El sábado pasado, Oscar Juárez tuvo el cumpleaños de un buen amigo. Volvió a su departamento de la calle Arenales a las siete de la mañana. Muy borracho.
Ingresando al palier del edificio, advirtió con su beoda vista que alguien se encontraba dentro del ascensor y pronto a iniciar su viaje. Oscar pidió que lo esperaran. No lo hicieron. Corrió con sus casi ciento veinte kilos y empujó la puerta con el pecho. El golpe hizo que el ascensor se detuviera en el entrepiso. Se escucharon algunos gritos de pánico desde su interior. Rubén trato de acomodar la puerta y, por suerte, el ascensor siguió su marcha.
Unas cuantas horas después, se despertó en su cama, no muy seguro de lo que había pasado. Cuando comenzó a recordar le dio vergüenza su estado. Rememoró otras anécdotas peligrosas, de la mano de la bebida. Sintió temor.
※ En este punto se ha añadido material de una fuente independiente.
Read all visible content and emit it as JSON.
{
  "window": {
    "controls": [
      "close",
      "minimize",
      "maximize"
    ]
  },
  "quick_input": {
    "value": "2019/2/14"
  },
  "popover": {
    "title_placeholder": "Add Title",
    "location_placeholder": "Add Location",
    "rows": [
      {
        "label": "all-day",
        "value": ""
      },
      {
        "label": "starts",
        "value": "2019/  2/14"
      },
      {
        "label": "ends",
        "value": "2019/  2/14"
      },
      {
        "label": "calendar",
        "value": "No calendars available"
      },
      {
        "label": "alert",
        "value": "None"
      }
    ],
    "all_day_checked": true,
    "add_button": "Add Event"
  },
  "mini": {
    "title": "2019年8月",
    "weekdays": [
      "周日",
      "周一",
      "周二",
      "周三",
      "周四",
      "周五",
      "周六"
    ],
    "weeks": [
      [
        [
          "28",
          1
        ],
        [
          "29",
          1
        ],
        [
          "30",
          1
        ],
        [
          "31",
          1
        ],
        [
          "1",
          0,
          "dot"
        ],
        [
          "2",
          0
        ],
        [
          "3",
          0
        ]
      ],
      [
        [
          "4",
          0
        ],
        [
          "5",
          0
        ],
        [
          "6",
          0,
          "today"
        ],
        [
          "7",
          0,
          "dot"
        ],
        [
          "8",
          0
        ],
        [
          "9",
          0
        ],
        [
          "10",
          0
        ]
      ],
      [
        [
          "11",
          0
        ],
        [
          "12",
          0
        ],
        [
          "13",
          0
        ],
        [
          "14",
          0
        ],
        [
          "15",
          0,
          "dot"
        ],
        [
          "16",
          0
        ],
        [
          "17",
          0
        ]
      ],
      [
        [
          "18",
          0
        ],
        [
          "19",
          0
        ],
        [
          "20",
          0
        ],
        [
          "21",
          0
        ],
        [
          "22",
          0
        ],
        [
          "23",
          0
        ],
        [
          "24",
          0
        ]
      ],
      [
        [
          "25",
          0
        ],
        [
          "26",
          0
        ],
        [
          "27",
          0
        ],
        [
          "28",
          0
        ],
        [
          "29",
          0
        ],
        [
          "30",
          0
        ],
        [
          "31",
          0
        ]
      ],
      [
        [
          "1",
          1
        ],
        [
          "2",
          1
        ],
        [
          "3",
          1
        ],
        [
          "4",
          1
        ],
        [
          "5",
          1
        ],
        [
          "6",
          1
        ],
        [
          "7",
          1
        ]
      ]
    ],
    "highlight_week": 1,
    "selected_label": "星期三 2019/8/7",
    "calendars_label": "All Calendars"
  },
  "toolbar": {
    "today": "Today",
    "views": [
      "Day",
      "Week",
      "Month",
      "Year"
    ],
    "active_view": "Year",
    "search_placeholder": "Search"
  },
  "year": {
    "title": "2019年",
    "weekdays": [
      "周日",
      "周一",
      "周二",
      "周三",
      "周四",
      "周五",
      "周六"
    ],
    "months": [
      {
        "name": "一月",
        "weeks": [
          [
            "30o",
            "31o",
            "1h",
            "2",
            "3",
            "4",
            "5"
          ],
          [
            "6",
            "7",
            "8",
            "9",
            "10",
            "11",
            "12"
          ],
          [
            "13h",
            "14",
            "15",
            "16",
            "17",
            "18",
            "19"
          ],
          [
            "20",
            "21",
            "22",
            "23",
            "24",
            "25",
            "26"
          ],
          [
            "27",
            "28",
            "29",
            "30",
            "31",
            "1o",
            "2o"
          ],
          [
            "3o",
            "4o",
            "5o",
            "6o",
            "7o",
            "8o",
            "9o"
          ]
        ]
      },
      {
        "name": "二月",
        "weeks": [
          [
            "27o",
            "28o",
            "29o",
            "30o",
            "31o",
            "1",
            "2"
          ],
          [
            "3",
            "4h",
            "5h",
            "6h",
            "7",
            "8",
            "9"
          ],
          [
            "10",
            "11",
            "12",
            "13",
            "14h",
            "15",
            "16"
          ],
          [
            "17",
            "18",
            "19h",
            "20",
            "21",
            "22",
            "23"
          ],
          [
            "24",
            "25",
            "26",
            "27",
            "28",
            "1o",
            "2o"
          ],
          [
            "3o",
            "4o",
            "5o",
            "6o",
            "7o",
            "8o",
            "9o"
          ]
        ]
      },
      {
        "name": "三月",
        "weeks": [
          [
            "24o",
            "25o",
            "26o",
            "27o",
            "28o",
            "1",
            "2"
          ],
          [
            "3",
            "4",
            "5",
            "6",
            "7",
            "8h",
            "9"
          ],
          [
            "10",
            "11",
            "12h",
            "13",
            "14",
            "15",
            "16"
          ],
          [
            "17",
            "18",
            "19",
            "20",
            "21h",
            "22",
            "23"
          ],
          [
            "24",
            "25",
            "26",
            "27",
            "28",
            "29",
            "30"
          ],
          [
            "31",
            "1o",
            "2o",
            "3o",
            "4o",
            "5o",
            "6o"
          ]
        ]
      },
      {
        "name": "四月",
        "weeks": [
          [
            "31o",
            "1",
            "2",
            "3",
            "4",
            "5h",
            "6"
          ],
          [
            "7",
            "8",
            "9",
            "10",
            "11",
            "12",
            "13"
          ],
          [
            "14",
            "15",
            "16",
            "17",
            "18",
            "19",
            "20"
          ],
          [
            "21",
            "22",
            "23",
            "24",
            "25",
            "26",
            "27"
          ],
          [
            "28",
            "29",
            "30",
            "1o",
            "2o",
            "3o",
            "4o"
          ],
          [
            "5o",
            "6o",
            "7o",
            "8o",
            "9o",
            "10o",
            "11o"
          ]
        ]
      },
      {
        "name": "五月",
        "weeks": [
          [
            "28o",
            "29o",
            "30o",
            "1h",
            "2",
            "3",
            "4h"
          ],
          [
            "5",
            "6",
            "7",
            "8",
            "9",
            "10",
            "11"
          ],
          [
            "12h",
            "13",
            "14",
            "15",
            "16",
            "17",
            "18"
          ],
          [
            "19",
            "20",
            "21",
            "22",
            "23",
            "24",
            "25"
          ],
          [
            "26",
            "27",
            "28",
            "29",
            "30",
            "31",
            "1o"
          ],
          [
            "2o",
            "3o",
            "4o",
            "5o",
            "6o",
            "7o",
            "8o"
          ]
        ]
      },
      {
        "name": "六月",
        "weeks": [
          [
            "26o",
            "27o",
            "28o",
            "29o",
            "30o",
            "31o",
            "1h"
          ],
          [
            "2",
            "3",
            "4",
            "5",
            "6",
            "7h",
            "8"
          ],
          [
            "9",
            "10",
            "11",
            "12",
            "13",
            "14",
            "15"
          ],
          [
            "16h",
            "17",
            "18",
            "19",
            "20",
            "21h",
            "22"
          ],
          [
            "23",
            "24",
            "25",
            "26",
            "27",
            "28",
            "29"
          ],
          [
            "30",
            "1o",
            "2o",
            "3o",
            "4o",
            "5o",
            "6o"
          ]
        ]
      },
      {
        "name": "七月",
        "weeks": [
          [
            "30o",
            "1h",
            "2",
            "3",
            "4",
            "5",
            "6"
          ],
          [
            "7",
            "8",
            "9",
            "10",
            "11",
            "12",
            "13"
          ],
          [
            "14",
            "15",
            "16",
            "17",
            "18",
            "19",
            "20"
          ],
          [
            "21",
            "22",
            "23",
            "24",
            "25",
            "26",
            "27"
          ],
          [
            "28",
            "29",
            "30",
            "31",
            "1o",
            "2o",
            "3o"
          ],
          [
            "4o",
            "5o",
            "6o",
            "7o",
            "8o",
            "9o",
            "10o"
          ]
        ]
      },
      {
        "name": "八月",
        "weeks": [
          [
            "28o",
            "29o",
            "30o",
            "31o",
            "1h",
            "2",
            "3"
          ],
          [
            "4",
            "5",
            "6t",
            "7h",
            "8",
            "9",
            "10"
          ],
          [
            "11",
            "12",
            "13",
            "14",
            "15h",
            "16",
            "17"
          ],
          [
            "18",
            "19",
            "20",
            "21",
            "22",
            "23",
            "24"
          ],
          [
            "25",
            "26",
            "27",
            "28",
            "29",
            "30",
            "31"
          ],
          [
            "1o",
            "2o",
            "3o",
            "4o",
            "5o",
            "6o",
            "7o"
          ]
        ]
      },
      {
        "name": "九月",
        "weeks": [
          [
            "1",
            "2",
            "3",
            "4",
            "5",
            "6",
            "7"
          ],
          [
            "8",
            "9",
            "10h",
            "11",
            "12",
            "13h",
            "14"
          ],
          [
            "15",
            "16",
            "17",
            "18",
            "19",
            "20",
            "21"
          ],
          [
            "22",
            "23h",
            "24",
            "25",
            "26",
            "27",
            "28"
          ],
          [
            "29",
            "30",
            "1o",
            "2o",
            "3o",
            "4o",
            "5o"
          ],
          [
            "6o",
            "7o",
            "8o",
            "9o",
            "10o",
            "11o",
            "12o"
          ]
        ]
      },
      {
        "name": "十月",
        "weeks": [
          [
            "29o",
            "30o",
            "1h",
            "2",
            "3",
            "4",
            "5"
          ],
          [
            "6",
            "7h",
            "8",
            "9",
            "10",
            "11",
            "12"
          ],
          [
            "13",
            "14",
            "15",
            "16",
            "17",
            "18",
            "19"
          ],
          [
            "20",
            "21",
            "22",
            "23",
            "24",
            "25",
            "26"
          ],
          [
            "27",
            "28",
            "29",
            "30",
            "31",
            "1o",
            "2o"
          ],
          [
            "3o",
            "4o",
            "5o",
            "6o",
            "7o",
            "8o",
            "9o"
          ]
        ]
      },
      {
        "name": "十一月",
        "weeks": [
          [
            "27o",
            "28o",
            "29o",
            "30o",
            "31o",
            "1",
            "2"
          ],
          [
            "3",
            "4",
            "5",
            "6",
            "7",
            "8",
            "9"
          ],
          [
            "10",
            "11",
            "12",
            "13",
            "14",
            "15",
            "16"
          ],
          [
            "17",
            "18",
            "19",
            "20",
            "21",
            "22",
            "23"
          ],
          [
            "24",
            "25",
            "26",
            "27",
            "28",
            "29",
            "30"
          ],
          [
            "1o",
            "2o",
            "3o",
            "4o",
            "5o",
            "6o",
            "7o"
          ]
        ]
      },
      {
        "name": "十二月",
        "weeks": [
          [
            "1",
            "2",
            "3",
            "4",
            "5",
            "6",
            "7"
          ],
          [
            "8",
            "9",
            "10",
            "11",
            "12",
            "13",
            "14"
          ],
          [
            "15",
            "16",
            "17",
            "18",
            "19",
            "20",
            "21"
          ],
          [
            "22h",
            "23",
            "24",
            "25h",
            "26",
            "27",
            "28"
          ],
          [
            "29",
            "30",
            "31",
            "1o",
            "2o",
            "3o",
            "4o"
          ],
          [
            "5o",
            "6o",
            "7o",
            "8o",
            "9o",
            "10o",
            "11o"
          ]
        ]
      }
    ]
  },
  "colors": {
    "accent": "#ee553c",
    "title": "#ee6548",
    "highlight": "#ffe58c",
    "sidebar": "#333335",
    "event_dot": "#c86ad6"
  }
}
Estuvo toda la tarde en su casa, pensando si debería avisar a alguien del consorcio sobre su incidente. Creyó que no era conveniente. Nadie lo había visto con certeza, pensó.
Finalizando la tarde, juntó ánimo y fue hasta la planta baja para chequear el elevador. La puerta corrediza del mismo estaba salida, móvil, rota. El número indicador del piso estaba apagado. Habían sacado al ascensor de servicio.
“¿Viste lo que hicieron?”, preguntó alguien de atrás. Era Rogelio, el portero. “Son unos brutos”, continuó este. “Ahora voy a tener que llamar al del service”. Oscar inmediatamente cambió de tema: el tiempo, Boca-River, cualquier otra pavadas de las que siempre habla con Rogelio.
Subió por la escalera pensando en una buena excusa para cuando alguien se de cuenta que la única persona del edificio que puede “arrancar” de cuajo la puerta del ascensor era él mismo, mientras seguían golpeando su pecho sensaciones de cobardía y vergüenza.